6) Accorder une dotation initiale en capital à chaque citoyen – pour être indépendant des parents à la majorité – financé par un impôt sur les hauts patrimoines et les successions. (Idée peu convaincante à mon avis : les enfants de riches seront toujours plus favorisés que les enfants de pauvres)
- Dans la 3eme PARTIE (très décevante), David Djaïz explique comment une redistribution territoriale à l’intérieur des nations a permis jusque là, de compenser les inégalités économiques d’une région à l’autre. Il explique comment ce phénomène s’est fait moins prégnant depuis la crise de 2008, sauf en France où la solidarité nationale a résisté pour des raisons historiques.
Face aux néolibéraux qui somment de faire évoluer les institutions et structure démocratiques vers des échelles de décisions plus adaptées à la mondialisation- c'est-à-dire vers des structures supranationales. Djaïz indique qu’il n’y a que 3 échelles possibles : la tribu, la nation ou l’empire. Pour lui, la première (il prend l’exemple très douteux du djihadisme pour définir la tribu) et la dernière (il évoque le passé des empires pour en discréditer la notion de structures de gouvernance démocratique supranationale, là encore, c’est discutable) sont obligatoirement des instances aux décisions verticales -autoritaires et non démocratiques-. (Je considère que son argumentation est très pauvre et donc peu convaincante. Il oublie les dégâts historiques liés aux identifications nationales des citoyens. Il oublie également une échelle sans doute plus judicieuse et qui va dans le sens de l’histoire : l’échelle mondiale – même si je suis bien conscient, que ce niveau de décision est encore à ses balbutiements. On ne peut pas se baser sur le fait que la nation est l’échelle à laquelle se raccroche le plus de citoyen pour en déduire que ce sera toujours le cas et qu’il ne vaut pas la peine d’essayer de le dépasser.

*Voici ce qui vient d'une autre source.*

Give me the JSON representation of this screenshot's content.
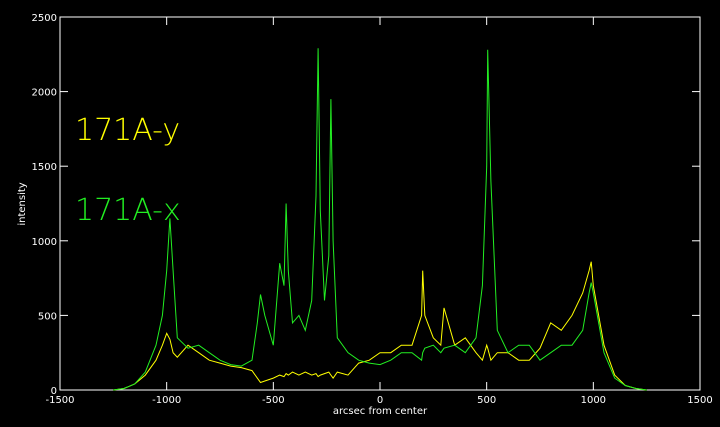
{
  "chart_data": {
    "type": "line",
    "xlabel": "arcsec from center",
    "ylabel": "intensity",
    "x": [
      -1250,
      -1200,
      -1150,
      -1100,
      -1050,
      -1020,
      -1000,
      -985,
      -970,
      -950,
      -900,
      -850,
      -800,
      -750,
      -700,
      -650,
      -600,
      -575,
      -560,
      -540,
      -500,
      -470,
      -450,
      -440,
      -430,
      -410,
      -380,
      -350,
      -320,
      -300,
      -290,
      -280,
      -260,
      -240,
      -230,
      -220,
      -200,
      -150,
      -100,
      -50,
      0,
      50,
      100,
      150,
      195,
      200,
      210,
      250,
      285,
      300,
      350,
      400,
      450,
      480,
      500,
      505,
      520,
      550,
      600,
      650,
      700,
      750,
      800,
      850,
      900,
      950,
      980,
      990,
      1000,
      1050,
      1100,
      1150,
      1200,
      1250
    ],
    "series": [
      {
        "name": "171A-y",
        "color": "#ffff00",
        "values": [
          0,
          10,
          40,
          100,
          200,
          300,
          380,
          340,
          250,
          220,
          300,
          250,
          200,
          180,
          160,
          150,
          130,
          80,
          50,
          60,
          80,
          100,
          90,
          110,
          100,
          120,
          100,
          120,
          100,
          110,
          90,
          100,
          110,
          120,
          100,
          80,
          120,
          100,
          180,
          200,
          250,
          250,
          300,
          300,
          500,
          800,
          500,
          350,
          300,
          550,
          300,
          350,
          250,
          200,
          300,
          280,
          200,
          250,
          250,
          200,
          200,
          280,
          450,
          400,
          500,
          650,
          800,
          860,
          700,
          300,
          100,
          30,
          10,
          0
        ]
      },
      {
        "name": "171A-x",
        "color": "#22ee22",
        "values": [
          0,
          10,
          40,
          120,
          300,
          500,
          800,
          1150,
          800,
          350,
          280,
          300,
          250,
          200,
          170,
          160,
          200,
          450,
          640,
          500,
          300,
          850,
          700,
          1250,
          800,
          450,
          500,
          400,
          600,
          1300,
          2290,
          1200,
          600,
          900,
          1950,
          1000,
          350,
          250,
          200,
          180,
          170,
          200,
          250,
          250,
          200,
          250,
          280,
          300,
          250,
          280,
          300,
          250,
          350,
          700,
          1500,
          2280,
          1400,
          400,
          250,
          300,
          300,
          200,
          250,
          300,
          300,
          400,
          650,
          720,
          650,
          250,
          80,
          30,
          10,
          0
        ]
      }
    ],
    "xlim": [
      -1500,
      1500
    ],
    "xticks": [
      -1500,
      -1000,
      -500,
      0,
      500,
      1000,
      1500
    ],
    "ylim": [
      0,
      2500
    ],
    "yticks": [
      0,
      500,
      1000,
      1500,
      2000,
      2500
    ]
  }
}
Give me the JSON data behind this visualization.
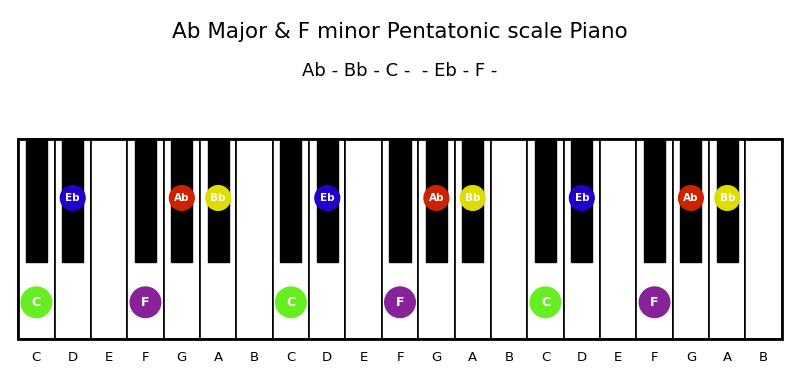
{
  "title": "Ab Major & F minor Pentatonic scale Piano",
  "subtitle": "Ab - Bb - C -  - Eb - F -",
  "white_keys": [
    "C",
    "D",
    "E",
    "F",
    "G",
    "A",
    "B",
    "C",
    "D",
    "E",
    "F",
    "G",
    "A",
    "B",
    "C",
    "D",
    "E",
    "F",
    "G",
    "A",
    "B"
  ],
  "num_white_keys": 21,
  "bg_color": "#ffffff",
  "note_markers_black": [
    {
      "black_idx": 1,
      "label": "Eb",
      "color": "#2200cc"
    },
    {
      "black_idx": 3,
      "label": "Ab",
      "color": "#cc2200"
    },
    {
      "black_idx": 4,
      "label": "Bb",
      "color": "#dddd00"
    },
    {
      "black_idx": 6,
      "label": "Eb",
      "color": "#2200cc"
    },
    {
      "black_idx": 8,
      "label": "Ab",
      "color": "#cc2200"
    },
    {
      "black_idx": 9,
      "label": "Bb",
      "color": "#dddd00"
    },
    {
      "black_idx": 11,
      "label": "Eb",
      "color": "#2200cc"
    },
    {
      "black_idx": 13,
      "label": "Ab",
      "color": "#cc2200"
    },
    {
      "black_idx": 14,
      "label": "Bb",
      "color": "#dddd00"
    }
  ],
  "note_markers_white": [
    {
      "white_idx": 0,
      "label": "C",
      "color": "#66ee22"
    },
    {
      "white_idx": 3,
      "label": "F",
      "color": "#882299"
    },
    {
      "white_idx": 7,
      "label": "C",
      "color": "#66ee22"
    },
    {
      "white_idx": 10,
      "label": "F",
      "color": "#882299"
    },
    {
      "white_idx": 14,
      "label": "C",
      "color": "#66ee22"
    },
    {
      "white_idx": 17,
      "label": "F",
      "color": "#882299"
    }
  ]
}
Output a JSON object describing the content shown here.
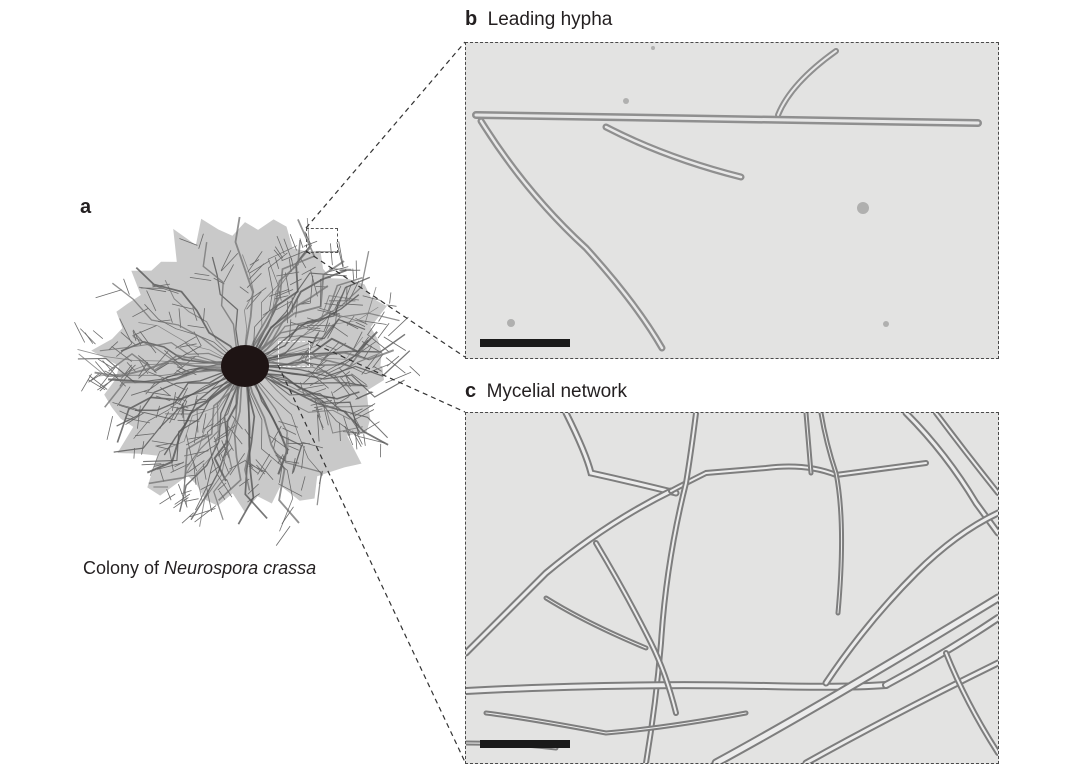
{
  "panel_a": {
    "letter": "a",
    "caption_prefix": "Colony of ",
    "caption_species": "Neurospora crassa"
  },
  "panel_b": {
    "letter": "b",
    "title": "Leading hypha"
  },
  "panel_c": {
    "letter": "c",
    "title": "Mycelial network"
  },
  "colors": {
    "background": "#ffffff",
    "micrograph_bg": "#e3e3e2",
    "colony": "#6e6e6e",
    "colony_center": "#1e1414",
    "scale_bar": "#1a1a1a",
    "text": "#231f20"
  }
}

Sans cela, nous en serions encore à l’époque des tribus.)
Pour renforcer la nation, l’auteur fait des propositions afin de l’équilibrer :
Au niveau national :
1) Redistribuer les impôts fonciers en les calant sur les prix immobiliers et développer la capture fiscale de rentes
2) Installer les fonctionnaires des grandes administrations d’Etat dans les zones sinistrées économiquement pour recréer de l’emploi
Au niveau local (Si j’ai bien compris, c’est ce que Djaïz appelle SLOW DEMOCRATIE. Oui, il faut attendre les dernières pages du livre pour qu’il en parle !)
3) Réorganiser les institutions décisionnaires locales pour permettre des adaptations aux besoins locaux -monnaie locale, mise à disposition des agriculteurs de terrains à loyer modique, faciliter la création de coopératives…-.
4) Développer les artisanats locaux d’excellence dont les nomades pourraient profiter et qui les inciteraient à ne pas partir.
5) Faciliter la rénovation des bâtiments pour créer des emplois locaux.
6) Favoriser la consommation de produits locaux..
7) Développer des conseils participatifs (maisons citoyennes) adossés aux conseils municipaux (ou communautaires).
Le SLOW DEMOCRATIE est (si j’ai bien compris) la mise en place de structures communautaires permettant de protéger les territoires de la course que représente la mondialisation.